Yabair answered for him. “Having the dragonet with you puts you in a special position. It not only gives you the ear of the Dragon —”

“Maybe. I’ve not asked him for anything.” Other than to let me deal with the person who’d killed the Gütmanns, that is. And from Belle’s point of view, that hadn’t gone so well.

I wondered if I could ask the Dragon for clemency for Belle and her family over Fiera’s missing body. Since that particular edict about collecting corpses had come directly from him, I didn’t know if he’d be willing to grant me that kind of leeway. I’d try to fix the problem myself first, but if it came down to it, I might have to beg for that favor from him, much as I’d prefer not to. 

“But,” Yabair continued, “it’s also painted a target on your back. There are many who might want access to the dragonet. Others might even consider it an act of brazen loyalty to murder you at the first chance so that the dragonet would no longer have a human to be so attached to.” 

“Care to name any names?” I suspected if he wound up listing them for long enough, he might wind up spitting out his own name along with the others who’d have preferred to see me in the morgue. 

“Stay here with us,” my father said. “We can keep you safe here — both of you.” He seemed like maybe he had something more to say, but if he did, he held his tongue either way. 

I rubbed the stubble on my chin, and the dragonet took the opportunity to slip his tail around my neck in a protective embrace. I thought about how he’d come to my rescue when Fiera had been about to kill me. If not for him, I’d be dead for sure. How could I fail to protect him in return?

I didn’t like the idea of coming back to the Academy though. In a real sense, it felt like a defeat, a sting if not to my honor than at least to my pride. But could I let that stand in the way of what was best for him? 

“All right,” I said, “but on one condition.” 

C
HAPTER
F
IFTEEN

 

“I don’t know why you had to get me involved with this,” Danto said as he escorted me, Yabair, my father, and the dragonet into his tower, which sat at the far end of Wizards Way from the Academy itself. 

“For one, I don’t trust the architecture of the Academy.” I knew this was a point with my old adventuring pal, and I was happy to play to it. 

“Quite right,” he said. “Too much reliance on mojo over mortar. Makes it inherently unstable. But it’s a big city. Why here?” 

“The Academy wants to protect the dragonet and keep a close eye on him. I wasn’t willing to move in there with him, and he doesn’t like me to leave him alone.”

“And you thought my place would be better?”

“You always tell me I have a standing invitation to stay here with you. And it’s not like you don’t have the room.” 

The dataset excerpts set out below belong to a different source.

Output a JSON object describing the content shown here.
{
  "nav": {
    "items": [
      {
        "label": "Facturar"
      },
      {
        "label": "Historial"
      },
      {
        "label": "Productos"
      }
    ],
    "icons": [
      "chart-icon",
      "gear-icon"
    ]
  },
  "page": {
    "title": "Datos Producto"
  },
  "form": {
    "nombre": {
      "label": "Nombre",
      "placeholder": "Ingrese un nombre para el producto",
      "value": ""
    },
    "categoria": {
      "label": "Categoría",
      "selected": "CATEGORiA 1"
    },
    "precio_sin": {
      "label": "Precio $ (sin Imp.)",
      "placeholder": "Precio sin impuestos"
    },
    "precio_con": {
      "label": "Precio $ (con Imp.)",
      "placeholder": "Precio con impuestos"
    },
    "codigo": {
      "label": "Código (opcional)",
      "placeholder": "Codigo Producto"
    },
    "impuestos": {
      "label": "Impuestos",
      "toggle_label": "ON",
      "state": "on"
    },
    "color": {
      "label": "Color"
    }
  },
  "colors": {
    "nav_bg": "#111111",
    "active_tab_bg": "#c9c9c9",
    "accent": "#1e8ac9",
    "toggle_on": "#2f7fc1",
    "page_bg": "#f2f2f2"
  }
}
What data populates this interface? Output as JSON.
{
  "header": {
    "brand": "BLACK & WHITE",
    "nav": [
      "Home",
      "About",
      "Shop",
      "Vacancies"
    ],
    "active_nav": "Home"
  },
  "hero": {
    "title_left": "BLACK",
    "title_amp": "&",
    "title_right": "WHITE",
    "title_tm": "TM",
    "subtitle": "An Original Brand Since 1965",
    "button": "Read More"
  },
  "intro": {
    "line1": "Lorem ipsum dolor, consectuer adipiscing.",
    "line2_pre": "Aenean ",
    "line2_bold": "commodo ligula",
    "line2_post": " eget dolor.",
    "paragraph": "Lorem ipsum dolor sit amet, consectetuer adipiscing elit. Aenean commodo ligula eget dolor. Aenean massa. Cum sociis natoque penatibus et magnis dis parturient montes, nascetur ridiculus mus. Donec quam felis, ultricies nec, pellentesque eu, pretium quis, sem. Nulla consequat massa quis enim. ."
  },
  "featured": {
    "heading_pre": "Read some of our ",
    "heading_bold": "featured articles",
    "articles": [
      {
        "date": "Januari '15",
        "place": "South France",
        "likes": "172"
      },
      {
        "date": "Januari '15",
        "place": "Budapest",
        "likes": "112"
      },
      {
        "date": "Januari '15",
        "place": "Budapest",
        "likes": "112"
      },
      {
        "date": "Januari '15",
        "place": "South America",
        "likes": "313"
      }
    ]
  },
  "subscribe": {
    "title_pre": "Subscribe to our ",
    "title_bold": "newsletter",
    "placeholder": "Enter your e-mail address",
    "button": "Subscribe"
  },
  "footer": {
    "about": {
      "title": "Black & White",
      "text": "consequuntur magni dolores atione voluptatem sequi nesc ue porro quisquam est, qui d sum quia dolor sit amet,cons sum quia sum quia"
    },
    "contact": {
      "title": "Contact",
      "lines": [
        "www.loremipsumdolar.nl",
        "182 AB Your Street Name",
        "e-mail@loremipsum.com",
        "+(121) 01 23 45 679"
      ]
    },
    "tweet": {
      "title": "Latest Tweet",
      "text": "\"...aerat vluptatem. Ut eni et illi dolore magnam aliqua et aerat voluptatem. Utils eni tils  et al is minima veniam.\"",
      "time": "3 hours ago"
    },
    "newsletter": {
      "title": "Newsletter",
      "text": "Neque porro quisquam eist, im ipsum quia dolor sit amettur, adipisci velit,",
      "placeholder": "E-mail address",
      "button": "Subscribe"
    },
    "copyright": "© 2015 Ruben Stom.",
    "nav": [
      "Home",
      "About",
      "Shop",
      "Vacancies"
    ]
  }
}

We stood in the center of Danto’s tower now and basked in the blue glow of the elevation field that moved people up and down through the place’s many levels. Danto stopped the rest of us there, craned back his neck, and laughed. “Well, I guess you’re right about that. I just didn’t think you’d bring the Emperor’s hatchling along with you.” 

“And don’t you owe me one for saving your life?” I raised an eyebrow at him. 

Danto and I — along with the rest of our adventuring crew — had covered each other’s carcasses more times than anyone cared to count. Early on, we might have kept track, but it soon got ridiculous. He knew what I was talking about though. 

Last week, while hunting for our mutual friend Moira — a halfling thief whose father owned the restaurant underneath my office — Danto had gone on a vision quest while smoking way too much dragon essence, and it had nearly killed him. If I hadn’t found him and gotten him to a hospital, he’d have died for sure. 

I hadn’t seen him since then. He seemed a bit shakier than usual, and he’d never been steady on his feet in the first place. Hard to blame him, though, with as close a brush as he’d had with death. I suspected he might be going through withdrawal too.